I received the following question today from a reader, Fred Kitchen, CFSP. I think it leads to a fascinating discussion which we all must consider for the years ahead in funeral service. I will post my reply here on the blog and invite any and all to contribute with a comment.
Question: What do you feel will be they key to market share growth and ability to maintain current market share going forward for funeral service?
Dear Fred,
Thank you for your question. I do not have a generalized answer because every part of the country goes through different demographic and business cycles at different times. Give me a funeral home and a scenario and I will gladly dig in and give them a hand sorting through the local issues.
Beyond this though, I think we have to push ourselves to ask a much more important question. What is it going to take to gather and maintain profitable relationships within the communities we serve?

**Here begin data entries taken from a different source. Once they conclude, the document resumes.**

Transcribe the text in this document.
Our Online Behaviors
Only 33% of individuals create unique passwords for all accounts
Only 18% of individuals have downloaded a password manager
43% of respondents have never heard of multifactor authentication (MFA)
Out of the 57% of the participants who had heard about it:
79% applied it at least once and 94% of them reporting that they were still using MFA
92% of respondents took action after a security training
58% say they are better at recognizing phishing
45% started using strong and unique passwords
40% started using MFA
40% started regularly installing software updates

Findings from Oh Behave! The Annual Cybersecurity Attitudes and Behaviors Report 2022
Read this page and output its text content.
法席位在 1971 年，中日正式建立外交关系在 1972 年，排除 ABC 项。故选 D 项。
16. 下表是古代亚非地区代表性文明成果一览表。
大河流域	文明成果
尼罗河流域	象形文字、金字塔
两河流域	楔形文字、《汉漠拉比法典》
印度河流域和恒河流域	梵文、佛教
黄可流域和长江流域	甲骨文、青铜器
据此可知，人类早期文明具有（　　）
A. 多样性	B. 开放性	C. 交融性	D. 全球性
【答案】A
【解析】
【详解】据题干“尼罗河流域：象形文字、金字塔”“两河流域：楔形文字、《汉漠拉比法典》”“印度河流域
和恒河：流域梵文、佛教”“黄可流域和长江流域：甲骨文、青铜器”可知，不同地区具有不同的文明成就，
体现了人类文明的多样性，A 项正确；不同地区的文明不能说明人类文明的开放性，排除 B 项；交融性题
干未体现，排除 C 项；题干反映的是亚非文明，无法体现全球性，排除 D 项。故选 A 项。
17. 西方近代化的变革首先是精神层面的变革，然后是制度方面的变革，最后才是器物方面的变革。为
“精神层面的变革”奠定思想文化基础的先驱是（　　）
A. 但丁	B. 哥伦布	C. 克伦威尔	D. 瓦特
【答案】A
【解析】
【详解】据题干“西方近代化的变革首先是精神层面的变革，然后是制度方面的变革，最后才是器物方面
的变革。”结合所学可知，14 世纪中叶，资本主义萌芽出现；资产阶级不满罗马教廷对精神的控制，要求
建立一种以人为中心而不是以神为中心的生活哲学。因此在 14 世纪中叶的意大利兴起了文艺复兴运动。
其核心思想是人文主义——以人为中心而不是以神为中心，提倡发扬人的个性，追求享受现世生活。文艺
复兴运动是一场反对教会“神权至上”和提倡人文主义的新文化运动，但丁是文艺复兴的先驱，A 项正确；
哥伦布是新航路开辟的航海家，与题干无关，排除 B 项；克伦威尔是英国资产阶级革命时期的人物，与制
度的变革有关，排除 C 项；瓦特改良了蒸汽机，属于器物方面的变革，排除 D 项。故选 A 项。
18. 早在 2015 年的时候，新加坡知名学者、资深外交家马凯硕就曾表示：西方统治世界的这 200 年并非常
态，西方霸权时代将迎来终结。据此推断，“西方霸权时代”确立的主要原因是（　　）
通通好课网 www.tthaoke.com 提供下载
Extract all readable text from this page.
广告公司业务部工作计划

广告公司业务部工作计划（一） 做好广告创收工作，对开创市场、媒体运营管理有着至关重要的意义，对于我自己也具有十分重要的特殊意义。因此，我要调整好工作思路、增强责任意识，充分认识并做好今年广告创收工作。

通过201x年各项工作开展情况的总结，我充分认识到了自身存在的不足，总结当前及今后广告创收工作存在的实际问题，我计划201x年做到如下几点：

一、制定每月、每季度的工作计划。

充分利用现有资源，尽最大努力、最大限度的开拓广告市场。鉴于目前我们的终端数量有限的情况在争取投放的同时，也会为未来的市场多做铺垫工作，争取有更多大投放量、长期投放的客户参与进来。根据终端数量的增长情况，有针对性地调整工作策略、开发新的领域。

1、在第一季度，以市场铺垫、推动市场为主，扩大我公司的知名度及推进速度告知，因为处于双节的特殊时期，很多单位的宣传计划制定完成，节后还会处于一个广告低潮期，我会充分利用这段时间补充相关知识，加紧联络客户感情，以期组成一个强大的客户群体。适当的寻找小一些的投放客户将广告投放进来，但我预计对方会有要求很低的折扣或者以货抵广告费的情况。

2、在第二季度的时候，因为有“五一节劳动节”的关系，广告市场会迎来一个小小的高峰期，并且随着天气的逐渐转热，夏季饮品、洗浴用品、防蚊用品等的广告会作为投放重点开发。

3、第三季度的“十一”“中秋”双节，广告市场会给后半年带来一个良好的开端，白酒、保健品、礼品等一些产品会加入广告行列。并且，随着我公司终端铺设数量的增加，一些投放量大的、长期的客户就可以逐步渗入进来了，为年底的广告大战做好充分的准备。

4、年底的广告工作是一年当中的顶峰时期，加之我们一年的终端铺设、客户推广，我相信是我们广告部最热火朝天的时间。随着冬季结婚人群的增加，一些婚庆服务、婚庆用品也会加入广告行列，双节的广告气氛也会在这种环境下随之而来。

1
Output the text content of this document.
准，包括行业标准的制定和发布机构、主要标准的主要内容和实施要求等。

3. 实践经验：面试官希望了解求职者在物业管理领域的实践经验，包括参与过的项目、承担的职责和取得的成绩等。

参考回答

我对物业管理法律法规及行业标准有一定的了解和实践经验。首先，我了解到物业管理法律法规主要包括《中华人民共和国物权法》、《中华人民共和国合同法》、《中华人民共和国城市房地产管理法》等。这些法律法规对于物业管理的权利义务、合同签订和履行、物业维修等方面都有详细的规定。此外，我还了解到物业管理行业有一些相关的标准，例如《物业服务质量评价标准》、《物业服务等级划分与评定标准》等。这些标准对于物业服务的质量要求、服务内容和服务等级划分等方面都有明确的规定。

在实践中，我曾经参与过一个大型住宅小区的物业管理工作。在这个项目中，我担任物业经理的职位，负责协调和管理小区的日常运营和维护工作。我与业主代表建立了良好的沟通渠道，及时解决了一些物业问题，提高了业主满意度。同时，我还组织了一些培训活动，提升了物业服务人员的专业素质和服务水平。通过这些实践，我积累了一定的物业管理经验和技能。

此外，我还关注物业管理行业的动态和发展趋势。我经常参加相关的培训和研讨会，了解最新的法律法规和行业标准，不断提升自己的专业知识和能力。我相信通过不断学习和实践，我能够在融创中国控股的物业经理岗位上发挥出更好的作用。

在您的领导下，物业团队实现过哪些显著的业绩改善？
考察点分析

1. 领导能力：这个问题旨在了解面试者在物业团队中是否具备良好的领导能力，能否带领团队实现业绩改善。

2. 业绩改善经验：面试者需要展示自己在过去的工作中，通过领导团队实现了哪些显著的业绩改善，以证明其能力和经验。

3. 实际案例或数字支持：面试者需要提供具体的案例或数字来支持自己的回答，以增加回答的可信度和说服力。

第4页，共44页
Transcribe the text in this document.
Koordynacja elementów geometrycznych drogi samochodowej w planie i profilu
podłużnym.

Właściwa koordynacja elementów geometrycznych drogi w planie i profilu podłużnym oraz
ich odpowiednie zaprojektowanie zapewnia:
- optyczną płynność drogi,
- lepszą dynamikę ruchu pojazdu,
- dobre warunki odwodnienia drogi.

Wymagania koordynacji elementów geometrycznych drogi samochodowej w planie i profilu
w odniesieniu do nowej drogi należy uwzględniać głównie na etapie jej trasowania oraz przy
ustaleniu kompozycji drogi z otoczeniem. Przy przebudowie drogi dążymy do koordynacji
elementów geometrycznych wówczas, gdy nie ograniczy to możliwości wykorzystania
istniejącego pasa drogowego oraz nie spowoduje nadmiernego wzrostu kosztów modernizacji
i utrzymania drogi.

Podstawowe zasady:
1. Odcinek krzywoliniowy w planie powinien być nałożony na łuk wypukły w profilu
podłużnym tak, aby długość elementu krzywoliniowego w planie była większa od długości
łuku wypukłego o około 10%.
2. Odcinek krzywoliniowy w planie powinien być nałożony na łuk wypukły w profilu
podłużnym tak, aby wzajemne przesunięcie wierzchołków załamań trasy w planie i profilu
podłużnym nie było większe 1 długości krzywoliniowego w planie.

In the past, I think we could often say that almost any volume was “profitable” volume. Except for the casket, each funeral cost about the same to run, took about the same amount of time to organize, and took about the same number of people and automobiles to get to the cemetery. As long as you collected your receivables, you would have some sort of profit at the end of the year. That was the beauty of funeral service for many years, good margins and profitability with relative ease. This does not happen automatically any longer.
Funerals vary widely in the amount of money they bring into a business and in the cost of putting them together. We cannot afford to assume that “volume” is automatically a proxy for profitability. For instance, a quality firm with a service oriented, well-paid staff and an elaborate facility cannot afford to do too many direct cremations. If they do, the facility will suffer as will the staff in that raises will disappear and the capital needed for repairs and upgrades will evaporate.
I suspect that in many communities we will need to see a “stratification” of firms so that rather than serving an “ethnic” identity as we see in many regions, different firms will provide different levels of service for different segments of the community. This makes good economic sense (even though it poses some huge marketing challenges) and has happened in some parts of the country already.
This takes a very different mindset for funeral directors. We have tended to talk about “our” people, often meaning “our ethnic group” and we show up with the building and equipment needed to serve those families. In the future, the most profitable firms will decide on the form or level of service they will provide (i.e. direct dispositions vs. full-service, though there will be more variety than that) and then the firm will work to gather in every family in the region that fits their service profile. This level of specialization will allow for firms to develop new levels of quality and efficiency. This is exactly what our industry needs over the next 5 to 10 years.
Think of it this way, Starbucks serves coffee their way and serves a very profitable segment of the market. Dunkin’ Donuts (and other chains in other regions) serves a different clientele and does very well financially. The same differences need to show up among funeral homes or we will waste a great deal of time and lost profitability trying to keep up the traditions of serving whoever chooses to call. Starbucks doesn’t adjust their pricing to meet the needs of everyone who decides to walk through the door. They respectfully and clearly recommend a different coffee shop down the road for those not prepared to pay for a $4.00 cup of coffee. I think in time we will see something very similar happen among funeral homes especially since funerals are far more complicated and financially challenging than coffee.